Hellgold, würzig und mit Tiefe: Die Weinregion Nahe steht für Riesling und weiße Burgundersorten – und ist vom Klimawandel bedroht.
WeinkolumneRiesling ist ein Aushängeschild der Region Nahe – doch die Reben sind gefährdet
Die Weinregion Nahe ist in vielerlei Hinsicht besonders. Dominiert wird sie von dem gleichnamigen Fluss, der sich auf 120 Kilometern zwischen Hunsrück und Nordpfälzer Bergland entlang schlängelt, bevor er in Bingen in den Rhein fließt. Die Steillagen sind von enormer Bodenvielfalt geprägt und neben Riesling sind weiße Burgundersorten das Aushängeschild der Region.
Aber auch hier zeigt sich der Klimawandel mit voller Wucht und fordert ein Umdenken ein. „Die letzten fünf Jahre waren schon sehr trocken, aber 2022 war extrem“, erklärt Laura Weber, die den Familienbetrieb in Monzingen in 11. Generation führt.
Erst Trockenheit, dann Starkregen: Klimawandel beeinflusst Weinernte
Ab Mitte Juni hat es 2022 ganze drei Monate lang keinen Tropfen geregnet. Es war die Zeit, als der Rhein zum Rinnsal schrumpfte und Schlagzeilen machte. In den Weinbaugebieten litten die Reben unter Trockenstress, was die geschmackliche Traubenreife verzögerte. Kurz vor der Lese kam dann der ersehnte Regen. Allerdings große Mengen in sehr kurzer Zeit.
„Die Reben haben richtig aufgeatmet“, erzählt die Jungwinzerin. Allerdings saugten sich die Trauben voll, verwässerten und platzten teilweise auf. Es war ein Jahr, in dem man sehr präzise und selektiv ernten musste. Allgemein fallen die Weine aus dem Jahrgang 2022 auch wegen der niedrigen Säurewerte gefällig aus und es fehlt oft der Extrakt, um sie reifefähig zu machen. Kurzum es sind runde, süffige Weine für den frühen Konsum.
„Diese Extreme nehmen zu“, erklärt Laura Weber. Besonders herausfordernd ist das Klima in den hochwertigen Steillagen. „Dort kämpfen die Trauben mit der intensiven Sonneneinstrahlung und dementsprechend Sonnenbrand“, erzählt sie weiter.
Mit der Hitze kommen die Sorten mit roter Beerenhaut besser zurecht
Ein Grund für sie, dort mit der Rebsorte „Roter Riesling“ zu experimentieren. Es ist eine historische Weißweinsorte, die zwar mit dem altbekannten Riesling verwandt ist, aber über eine bläuliche Beerenhaut verfügt. „Die dunklere Farbe macht die Sorte weniger UV-Licht empfindlich“, sagt Weber. Außerdem ist die Traubenschale dicker und damit robuster.
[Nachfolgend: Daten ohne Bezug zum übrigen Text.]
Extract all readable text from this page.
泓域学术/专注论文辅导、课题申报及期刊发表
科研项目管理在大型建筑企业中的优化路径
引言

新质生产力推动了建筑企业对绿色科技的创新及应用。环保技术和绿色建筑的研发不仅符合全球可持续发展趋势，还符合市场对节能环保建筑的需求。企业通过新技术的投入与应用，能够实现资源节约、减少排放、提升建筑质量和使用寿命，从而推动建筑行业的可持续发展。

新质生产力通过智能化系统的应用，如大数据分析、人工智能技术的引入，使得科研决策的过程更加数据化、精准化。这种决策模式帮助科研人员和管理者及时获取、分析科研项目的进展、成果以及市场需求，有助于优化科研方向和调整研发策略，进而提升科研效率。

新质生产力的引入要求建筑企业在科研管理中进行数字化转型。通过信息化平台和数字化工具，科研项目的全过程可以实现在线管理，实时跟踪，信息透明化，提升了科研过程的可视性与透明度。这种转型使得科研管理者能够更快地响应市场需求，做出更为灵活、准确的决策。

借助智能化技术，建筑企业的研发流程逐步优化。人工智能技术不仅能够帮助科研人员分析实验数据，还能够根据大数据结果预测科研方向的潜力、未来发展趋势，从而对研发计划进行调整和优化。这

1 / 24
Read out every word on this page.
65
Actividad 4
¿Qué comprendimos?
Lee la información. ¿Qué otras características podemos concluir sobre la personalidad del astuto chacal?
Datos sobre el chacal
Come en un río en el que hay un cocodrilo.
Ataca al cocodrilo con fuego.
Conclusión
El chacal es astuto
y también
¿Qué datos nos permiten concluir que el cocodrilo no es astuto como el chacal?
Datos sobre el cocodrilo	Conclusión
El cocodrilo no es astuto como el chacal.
Vor fünf Jahren wurde die Parzelle bepflanzt und mühsam bewässert, damit die Stecklinge überhaupt anwachsen konnten. Im Jahr 2022 haben die Reben dann erstmals gezeigt, dass sie mit diesen Extremen gut umgehen können. Es ist zweifellos eines der Highlights in der Kollektion der Winzerin. „Ich mag, dass die Weine mehr Würze und Tiefe haben“, erklärt Laura Weber begeistert. Um diese noch einmal zu betonen, wird ein Teil der Menge in gebrauchten Fässern ausgebaut.
Entstanden ist ein saftig, würziger wie animierender Weißwein der hellgold ins Glas läuft. Das Bukett ist intensiv, mit reifen Aromen von Ananas, Nektarinen, kandiertem Ingwer, Orangenblüten, Anis und Fenchelsamen. Der Wein ist angenehm trocken ausgebaut, die Säure ist animierend frisch. Am Gaumen lebt der Wein von einer seidigen Textur, Kräuterwürze, salziger Mineralität und einem langen Nachhall.
Obwohl der Weißwein nur 12 Prozent Alkohol hat, ist es ein komplexer Essensbegleiter. Gut schmeckt er zu exotisch gewürzten Gerichten wie mit Curry marinierten und gegrillten Hähnchenspießen oder indischem Rote Linsen Dal.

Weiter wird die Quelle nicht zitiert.